Момент, выгодный для самопризнаний. Упустишь его — конец. Признания надо делать именно сейчас. Гешев поднял трубку:
— Секлунов! Забери и госпожу Белину Герчеву. Дай ей понять, что укрывательство мы не терпим. Ребенок? И его тоже. Что с ним делать? Переломайте ему кости. Сигнал дам я. Секлунов, приходи сюда!
Эмилу выворачивали руки. Шприцем впрыскивали соль. Может быть, это и есть конец? Сознание помутилось от боли. Однако Эмил понимал, что у полицейского нет намерения убить такого человека, как он. Мертвый ведь не говорит.
Ему показалось, что он слышит плач сына. Разумеется, все его близкие в руках Гешева. Они будут в его руках до того момента, когда танки с пятиконечными звездами на башнях не остановятся перед дворцом.
Двое полицейских в форме поволокли Эмила в камеру. Отупевшие от пьянства, озверевшие от необходимости без конца совершать преступления. Страшные в своей примитивности, воспитанной в них страшным человеком, представителем страшного государства.
— Как ты думаешь, поможет тебе Москва вырваться из этой ямы? — спросил один из них.
— Да… — ответил Эмил.
Полицейский почувствовал огромную внутреннюю силу этого человека. Другой конвоир выругался:
— Пока придут, с тобой уже будет покончено…
— Знаю.
Его бросили в камеру. Мысли путались в голове: «Хорошо, господин Гешев. Тебе нужен живой радист, «Пар». Ты добиваешься подробного рассказа о группе «Боевого». Ты одержал победу в первом раунде. Но до конца еще много раундов, и неизвестно, как долго продлится сражение.
Только ты, господин Гешев, не знаешь своего противника. Думаешь, что держишь его в руках. Но это неправда! Надо жить! Надо надеяться, пока борешься. Господин Гешев, первый раунд за тобой. Второй — нет!»
Эмил сел на нары. В глазок кто-то уже минут пять пристально смотрел на него.
Шаги в коридоре заглохли. «Вы думаете, господа, что, если клетка закрыта, орел превратился в перепуганного воробья. Но это не так.
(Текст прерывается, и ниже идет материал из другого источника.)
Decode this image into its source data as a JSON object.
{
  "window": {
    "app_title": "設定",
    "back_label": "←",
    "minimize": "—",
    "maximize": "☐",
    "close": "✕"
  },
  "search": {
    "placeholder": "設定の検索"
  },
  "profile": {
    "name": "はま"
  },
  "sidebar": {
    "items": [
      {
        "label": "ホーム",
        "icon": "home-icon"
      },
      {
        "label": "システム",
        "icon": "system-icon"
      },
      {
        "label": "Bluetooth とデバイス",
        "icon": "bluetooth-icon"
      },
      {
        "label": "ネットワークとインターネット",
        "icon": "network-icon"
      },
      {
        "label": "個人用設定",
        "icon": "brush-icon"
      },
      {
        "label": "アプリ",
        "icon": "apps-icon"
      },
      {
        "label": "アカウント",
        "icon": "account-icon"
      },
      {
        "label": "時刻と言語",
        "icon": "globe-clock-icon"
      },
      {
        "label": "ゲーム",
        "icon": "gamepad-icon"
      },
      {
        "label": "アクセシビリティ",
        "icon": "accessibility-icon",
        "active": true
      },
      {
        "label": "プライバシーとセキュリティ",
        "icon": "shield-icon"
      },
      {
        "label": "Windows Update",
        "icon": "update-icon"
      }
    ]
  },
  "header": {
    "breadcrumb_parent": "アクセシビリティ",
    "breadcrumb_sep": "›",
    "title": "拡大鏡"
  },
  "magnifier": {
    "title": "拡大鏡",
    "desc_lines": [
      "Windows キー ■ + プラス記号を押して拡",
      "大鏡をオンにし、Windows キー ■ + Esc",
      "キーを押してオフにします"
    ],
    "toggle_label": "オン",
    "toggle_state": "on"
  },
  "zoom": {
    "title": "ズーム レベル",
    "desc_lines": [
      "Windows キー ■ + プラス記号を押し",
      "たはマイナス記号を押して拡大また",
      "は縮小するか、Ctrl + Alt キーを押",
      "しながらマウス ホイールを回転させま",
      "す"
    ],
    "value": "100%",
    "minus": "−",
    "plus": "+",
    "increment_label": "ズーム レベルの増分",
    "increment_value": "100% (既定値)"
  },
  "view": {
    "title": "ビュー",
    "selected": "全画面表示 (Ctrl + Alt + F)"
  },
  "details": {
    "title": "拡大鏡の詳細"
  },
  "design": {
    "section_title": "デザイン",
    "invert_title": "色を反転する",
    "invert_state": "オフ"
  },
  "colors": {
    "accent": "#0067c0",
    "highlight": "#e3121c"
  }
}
Хочется жить! Хочется солнца! Рассветов! Тихих вечеров! Хочется слышать смех сына, хочется видеть улыбку жены!»
Полицейские обыскали его. Они нервничали: не обнаружили самого важного.
Эмил сидел спиной к глазку. Половинка от лезвия для бритья лежала под подкладкой ремня на брюках. Боли он почти не почувствует — лезвие острое и новое, а вены перерезать легко. «Прощайте, люди. Прощай, Белина. Прости за страдания, которые я причинил тебе. Прощай, сын, сестра, отец. На фронте умирают тысячи. Еще один солдат превращается в кусок гранита, который ляжет в фундамент памятника неизвестному солдату». У Эмила закружилась голова. Было темно, и он не видел свою руку, но понял, что все идет как следует.
«До свидания, люди!» Эмил закрыл глаза. Он исполнил свой долг.
Мария Молдованова волновалась: Эмил снова заболел. Симптомы болезни были налицо: лихорадочный блеск глаз, розоватые щеки, нервная раздражительность, нездоровые, посиневшие губы. Он жил наперекор и назло всему. Перегрузка явно изнуряла его. И если бы не его воля… Мария не хотела больше беспокоить его. Хотела только спросить, что еще надо делать в мастерской и… уговорить отлежаться. Она постарается заменить его. Не успел замолкнуть звонок, как дверь квартиры с шумом открылась. Человек в черном плаще и мягкой шляпе втащил ее в прихожую. И в тот же миг Мария поняла весь ужас случившегося.
— Добро пожаловать, барышня! Вы, конечно, не думали увидеть нас здесь? Немедленно в Дирекцию!
Ее ввели в кабинет Гешева. Полицейский встал из-за стола. Предложил стул. Весь — сияние, злорадство, внушающая ужас любезность.